June Durable Goods Surprise to the Upside Again

Written by David Schollaert

New orders for US manufactured durable goods rose unexpectedly in June after a surprising increase the month prior. June’s gain was boosted by a surge in defense aircraft as well as a sustained demand for equipment.

Last month’s bookings for durable goods were up 1.9% following a 0.8% gain a month earlier, according to the Commerce Department. Figures are not adjusted for inflation.

Orders for fighter jets and other military planes jumped 81%, countering a 2.1% decline in commercial airplanes.

The value of core capital goods orders – a proxy for investment in equipment that excludes aircraft and non-defense capital goods – expanded by 0.5% for a second straight month in June. Those orders were up 10.5% year-on-year (YoY) last month.

Core capital goods shipments, a figure that is used to help calculate equipment investment in the government’s gross domestic product report, rose 0.7% in June following a 1.0% gain the prior month.

The broad-based gain in durable goods included strong booking for motor vehicles, computers and electronic products, and fabricated metals. But orders for primary metals, machinery, and communications equipment fell.

The report also indicated that unfilled orders for all durable goods rose 0.7%. Inventories increased 0.4%.
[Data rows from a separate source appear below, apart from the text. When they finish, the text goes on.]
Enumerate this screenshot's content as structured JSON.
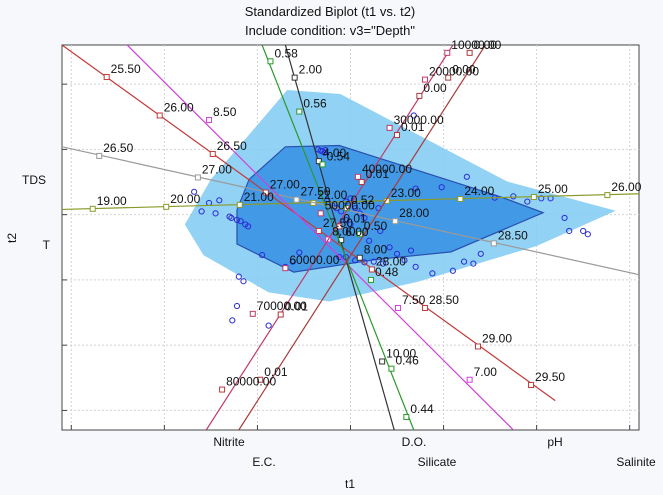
{
  "chart_data": {
    "type": "scatter",
    "title": "Standardized Biplot (t1 vs. t2)",
    "subtitle": "Include condition: v3=\"Depth\"",
    "xlabel": "t1",
    "ylabel": "t2",
    "xlim": [
      -3.1,
      3.1
    ],
    "ylim": [
      -3.3,
      2.6
    ],
    "grid": true,
    "colors": {
      "outer_hull": "#7fcaf2",
      "inner_hull": "#3a93e6",
      "points": "#2c2cd8",
      "T": "#8a9a28",
      "TDS": "#9a9a9a",
      "Nitrite": "#c23a3a",
      "E.C.": "#d040d8",
      "D.O.": "#333333",
      "Silicate": "#2a9a2a",
      "pH": "#c23a6a",
      "Salinite": "#a83a3a"
    },
    "outer_hull": [
      [
        -0.68,
        1.91
      ],
      [
        -0.11,
        1.85
      ],
      [
        1.68,
        0.51
      ],
      [
        2.85,
        0.06
      ],
      [
        2.0,
        -0.48
      ],
      [
        0.72,
        -1.03
      ],
      [
        -0.23,
        -1.33
      ],
      [
        -0.88,
        -1.19
      ],
      [
        -1.58,
        -0.62
      ],
      [
        -1.78,
        -0.15
      ],
      [
        -1.5,
        0.54
      ]
    ],
    "inner_hull": [
      [
        -0.7,
        1.04
      ],
      [
        -0.12,
        1.06
      ],
      [
        1.62,
        0.27
      ],
      [
        2.07,
        0.03
      ],
      [
        1.08,
        -0.57
      ],
      [
        0.26,
        -0.69
      ],
      [
        -0.61,
        -0.88
      ],
      [
        -1.22,
        -0.45
      ],
      [
        -1.22,
        0.07
      ],
      [
        -1.09,
        0.54
      ]
    ],
    "points": [
      [
        -1.68,
        0.35
      ],
      [
        -1.52,
        0.18
      ],
      [
        -1.6,
        0.05
      ],
      [
        -1.45,
        0.02
      ],
      [
        -1.41,
        0.22
      ],
      [
        -1.3,
        -0.03
      ],
      [
        -1.28,
        -0.05
      ],
      [
        -1.22,
        -0.08
      ],
      [
        -1.18,
        -0.1
      ],
      [
        -1.13,
        -0.15
      ],
      [
        -1.1,
        -0.18
      ],
      [
        -0.95,
        -0.62
      ],
      [
        -0.7,
        -0.8
      ],
      [
        -0.62,
        -0.72
      ],
      [
        -0.55,
        -0.58
      ],
      [
        -1.2,
        -0.95
      ],
      [
        -1.15,
        -1.02
      ],
      [
        -1.22,
        -1.4
      ],
      [
        -1.27,
        -1.62
      ],
      [
        -0.88,
        -1.7
      ],
      [
        -0.35,
        1.0
      ],
      [
        -0.32,
        0.98
      ],
      [
        -0.3,
        0.97
      ],
      [
        -0.27,
        0.99
      ],
      [
        -0.28,
        0.95
      ],
      [
        -0.25,
        0.22
      ],
      [
        -0.2,
        0.15
      ],
      [
        -0.15,
        0.1
      ],
      [
        -0.1,
        0.05
      ],
      [
        -0.05,
        0.2
      ],
      [
        0.0,
        0.25
      ],
      [
        0.05,
        0.1
      ],
      [
        0.1,
        0.02
      ],
      [
        0.15,
        -0.05
      ],
      [
        0.3,
        0.1
      ],
      [
        -0.05,
        -0.08
      ],
      [
        0.0,
        -0.15
      ],
      [
        0.1,
        -0.3
      ],
      [
        0.2,
        -0.4
      ],
      [
        0.32,
        -0.25
      ],
      [
        0.42,
        -0.5
      ],
      [
        0.5,
        -0.6
      ],
      [
        0.58,
        -0.7
      ],
      [
        0.65,
        -0.55
      ],
      [
        0.7,
        -0.8
      ],
      [
        0.35,
        -0.75
      ],
      [
        0.25,
        -0.72
      ],
      [
        0.15,
        -0.73
      ],
      [
        0.05,
        -0.7
      ],
      [
        -0.05,
        -0.65
      ],
      [
        -0.12,
        -0.65
      ],
      [
        0.88,
        -0.9
      ],
      [
        1.1,
        -0.86
      ],
      [
        1.22,
        -0.72
      ],
      [
        1.32,
        -0.75
      ],
      [
        1.4,
        -0.6
      ],
      [
        1.55,
        0.26
      ],
      [
        1.75,
        0.28
      ],
      [
        1.9,
        0.2
      ],
      [
        2.05,
        0.25
      ],
      [
        2.15,
        0.25
      ],
      [
        2.3,
        -0.05
      ],
      [
        2.35,
        -0.25
      ],
      [
        2.5,
        -0.25
      ],
      [
        2.55,
        -0.3
      ],
      [
        0.68,
        1.52
      ],
      [
        1.25,
        0.58
      ],
      [
        0.98,
        0.42
      ],
      [
        0.7,
        0.4
      ]
    ],
    "variables": [
      {
        "name": "T",
        "line": [
          [
            -3.1,
            0.08
          ],
          [
            3.1,
            0.32
          ]
        ],
        "ticks": [
          {
            "label": "19.00",
            "p": [
              -2.77,
              0.09
            ]
          },
          {
            "label": "20.00",
            "p": [
              -1.98,
              0.12
            ]
          },
          {
            "label": "21.00",
            "p": [
              -1.19,
              0.15
            ]
          },
          {
            "label": "22.00",
            "p": [
              -0.4,
              0.18
            ]
          },
          {
            "label": "23.00",
            "p": [
              0.39,
              0.21
            ]
          },
          {
            "label": "24.00",
            "p": [
              1.18,
              0.24
            ]
          },
          {
            "label": "25.00",
            "p": [
              1.97,
              0.27
            ]
          },
          {
            "label": "26.00",
            "p": [
              2.76,
              0.3
            ]
          }
        ]
      },
      {
        "name": "TDS",
        "line": [
          [
            -3.1,
            1.04
          ],
          [
            3.1,
            -0.92
          ]
        ],
        "ticks": [
          {
            "label": "26.50",
            "p": [
              -2.7,
              0.9
            ]
          },
          {
            "label": "27.00",
            "p": [
              -1.64,
              0.57
            ]
          },
          {
            "label": "27.50",
            "p": [
              -0.58,
              0.23
            ]
          },
          {
            "label": "28.00",
            "p": [
              0.48,
              -0.1
            ]
          },
          {
            "label": "28.50",
            "p": [
              1.54,
              -0.44
            ]
          }
        ]
      },
      {
        "name": "Nitrite",
        "line": [
          [
            -3.1,
            2.6
          ],
          [
            2.2,
            -2.85
          ]
        ],
        "ticks": [
          {
            "label": "25.50",
            "p": [
              -2.62,
              2.11
            ]
          },
          {
            "label": "26.00",
            "p": [
              -2.05,
              1.52
            ]
          },
          {
            "label": "26.50",
            "p": [
              -1.48,
              0.93
            ]
          },
          {
            "label": "27.00",
            "p": [
              -0.91,
              0.34
            ]
          },
          {
            "label": "27.50",
            "p": [
              -0.34,
              -0.25
            ]
          },
          {
            "label": "28.00",
            "p": [
              0.23,
              -0.84
            ]
          },
          {
            "label": "28.50",
            "p": [
              0.8,
              -1.43
            ]
          },
          {
            "label": "29.00",
            "p": [
              1.37,
              -2.02
            ]
          },
          {
            "label": "29.50",
            "p": [
              1.94,
              -2.61
            ]
          }
        ]
      },
      {
        "name": "E.C.",
        "line": [
          [
            -2.4,
            2.6
          ],
          [
            1.75,
            -3.3
          ]
        ],
        "ticks": [
          {
            "label": "8.50",
            "p": [
              -1.52,
              1.45
            ]
          },
          {
            "label": "8.00",
            "p": [
              -0.24,
              -0.38
            ]
          },
          {
            "label": "7.50",
            "p": [
              0.51,
              -1.43
            ]
          },
          {
            "label": "7.00",
            "p": [
              1.28,
              -2.53
            ]
          }
        ]
      },
      {
        "name": "D.O.",
        "line": [
          [
            -0.7,
            2.6
          ],
          [
            0.47,
            -3.3
          ]
        ],
        "ticks": [
          {
            "label": "2.00",
            "p": [
              -0.6,
              2.1
            ]
          },
          {
            "label": "4.00",
            "p": [
              -0.34,
              0.82
            ]
          },
          {
            "label": "6.00",
            "p": [
              -0.1,
              -0.39
            ]
          },
          {
            "label": "8.00",
            "p": [
              0.1,
              -0.66
            ]
          },
          {
            "label": "10.00",
            "p": [
              0.34,
              -2.25
            ]
          }
        ]
      },
      {
        "name": "Silicate",
        "line": [
          [
            -0.95,
            2.6
          ],
          [
            0.68,
            -3.3
          ]
        ],
        "ticks": [
          {
            "label": "0.58",
            "p": [
              -0.86,
              2.35
            ]
          },
          {
            "label": "0.56",
            "p": [
              -0.55,
              1.58
            ]
          },
          {
            "label": "0.54",
            "p": [
              -0.3,
              0.77
            ]
          },
          {
            "label": "0.52",
            "p": [
              -0.04,
              0.1
            ]
          },
          {
            "label": "0.50",
            "p": [
              0.1,
              -0.3
            ]
          },
          {
            "label": "0.48",
            "p": [
              0.22,
              -1.0
            ]
          },
          {
            "label": "0.46",
            "p": [
              0.44,
              -2.36
            ]
          },
          {
            "label": "0.44",
            "p": [
              0.6,
              -3.1
            ]
          }
        ]
      },
      {
        "name": "pH",
        "line": [
          [
            -1.55,
            -3.3
          ],
          [
            1.1,
            2.6
          ]
        ],
        "ticks": [
          {
            "label": "70000.00",
            "p": [
              -1.05,
              -1.52
            ]
          },
          {
            "label": "60000.00",
            "p": [
              -0.7,
              -0.82
            ]
          },
          {
            "label": "50000.00",
            "p": [
              -0.32,
              0.02
            ]
          },
          {
            "label": "40000.00",
            "p": [
              0.08,
              0.58
            ]
          },
          {
            "label": "30000.00",
            "p": [
              0.42,
              1.33
            ]
          },
          {
            "label": "20000.00",
            "p": [
              0.8,
              2.07
            ]
          },
          {
            "label": "10000.00",
            "p": [
              1.04,
              2.48
            ]
          }
        ]
      },
      {
        "name": "Salinite",
        "line": [
          [
            -1.2,
            -3.3
          ],
          [
            1.45,
            2.6
          ]
        ],
        "ticks": [
          {
            "label": "0.01",
            "p": [
              -0.97,
              -2.53
            ]
          },
          {
            "label": "0.01",
            "p": [
              -0.75,
              -1.53
            ]
          },
          {
            "label": "0.01",
            "p": [
              -0.12,
              -0.18
            ]
          },
          {
            "label": "0.01",
            "p": [
              0.12,
              0.5
            ]
          },
          {
            "label": "0.01",
            "p": [
              0.5,
              1.22
            ]
          },
          {
            "label": "0.00",
            "p": [
              0.74,
              1.82
            ]
          },
          {
            "label": "0.00",
            "p": [
              1.05,
              2.1
            ]
          },
          {
            "label": "0.00",
            "p": [
              1.28,
              2.48
            ]
          }
        ]
      },
      {
        "name": "80000.00",
        "line": null,
        "ticks": [
          {
            "label": "80000.00",
            "p": [
              -1.38,
              -2.68
            ]
          }
        ]
      }
    ]
  }
}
Click here more detail on the June advance report from the US Census Bureau on durable goods manufacturers’ shipments, inventories, and orders. See also Figure 1 below.

DurableGoods Jun22

Revised and Recently Benchmarked May Data

Revised seasonally adjusted May figures for all manufacturing industries were: new orders, $544.4 billion (revised from $543.4 billion); shipments, $545.7 billion (revised from $544.4 billion); unfilled orders, $1,109.7 billion (revised from $1,110.0 billion) and total inventories, $798.3 billion (revised from $797.9 billion).